Maybe it was just that he thought someoneshould. He didn't know why she was coping alone right now. Maybe she'd pushed away everyone because of pride or a desire for independence. Maybe the scope of her tragedy was too much for people to deal with, they didn't know what to say to make it better. Maybe the facts that her husband was Muggle born and her son-in-law was a werewolf made her something less of a sympathetic figure. After all, there were still those in the Ministry who felt that someone—even a war hero—was less worthy of honor for having married and made a baby with a dark creature.
He determined then and there to help her whether she liked it or not. "So, er, I was thinking that maybe one of these days if you'd like to get away for a few hours, I'd come and hang out with Teddy."
"I don't think-"
He shushed her. "Tonks would have definitely taken advantage of me, if she was still around. I've not stopped being her friend just because she's dead, right? And besides, when I first got here, you looked like hell. I've seen that look before on Mum. It can't have been easy taking care of seven of us, especially the little ones. I know sometimes my dad would send her off for a few hours to shop or have her hair done or who knows what—maybe even sleep on a park bench, and she'd come back a different person. More patient, definitely. So it's better for him, too, right?"

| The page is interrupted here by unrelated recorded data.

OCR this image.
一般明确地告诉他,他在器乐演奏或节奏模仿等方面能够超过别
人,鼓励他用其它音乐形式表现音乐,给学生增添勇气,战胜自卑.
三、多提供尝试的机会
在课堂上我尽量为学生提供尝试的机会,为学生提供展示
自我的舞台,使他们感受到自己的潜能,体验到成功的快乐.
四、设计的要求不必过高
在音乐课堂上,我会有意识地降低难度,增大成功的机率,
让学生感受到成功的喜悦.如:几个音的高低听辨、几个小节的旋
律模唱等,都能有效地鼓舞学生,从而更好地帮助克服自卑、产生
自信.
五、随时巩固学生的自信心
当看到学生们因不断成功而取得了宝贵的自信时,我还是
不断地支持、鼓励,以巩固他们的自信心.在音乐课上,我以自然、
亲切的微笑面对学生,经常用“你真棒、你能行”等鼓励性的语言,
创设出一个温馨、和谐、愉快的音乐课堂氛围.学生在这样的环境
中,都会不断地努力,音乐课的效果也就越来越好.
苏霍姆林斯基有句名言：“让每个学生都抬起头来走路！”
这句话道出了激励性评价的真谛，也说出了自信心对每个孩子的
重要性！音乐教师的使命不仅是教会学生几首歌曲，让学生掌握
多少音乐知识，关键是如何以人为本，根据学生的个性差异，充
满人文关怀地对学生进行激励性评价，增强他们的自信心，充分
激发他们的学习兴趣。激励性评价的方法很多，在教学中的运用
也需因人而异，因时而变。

"I suppose you're right," she conceded. "Well…Tuesday would be lovely, if you're free."
"I'll be back," he promised, touching the baby's bright hair affectionately. Unable to resist the impulse, he stroked Andromeda's cheek lightly afterward. She flinched at the touch, but he tried not to take it personally. It had been stepping over the line, he supposed, but he was certain it had been an innocent gesture on his end.
Murmuring an apology, he got up to leave. "You might want to think about what I said, too. About doing things around the house, I mean. I don't mean to imply that you can't do it yourself, but if you don't have to…"
Andromeda followed him to the door, and just before she closed it, he caught her touching her cheek where his hand had been. Probably can't wait to wash her face, he thought, even though he knew it was probably an unjust assessment. She wasn't a snob, even if she'd been brought up as one. Maybe she'd just got used to not being touched. Or maybe she was sick of being touched because she always had a baby in her arms.
Anyway, it probably had been inappropriate and it sure as hell wasn't something he was going to do again. She'd smelled really nice, though.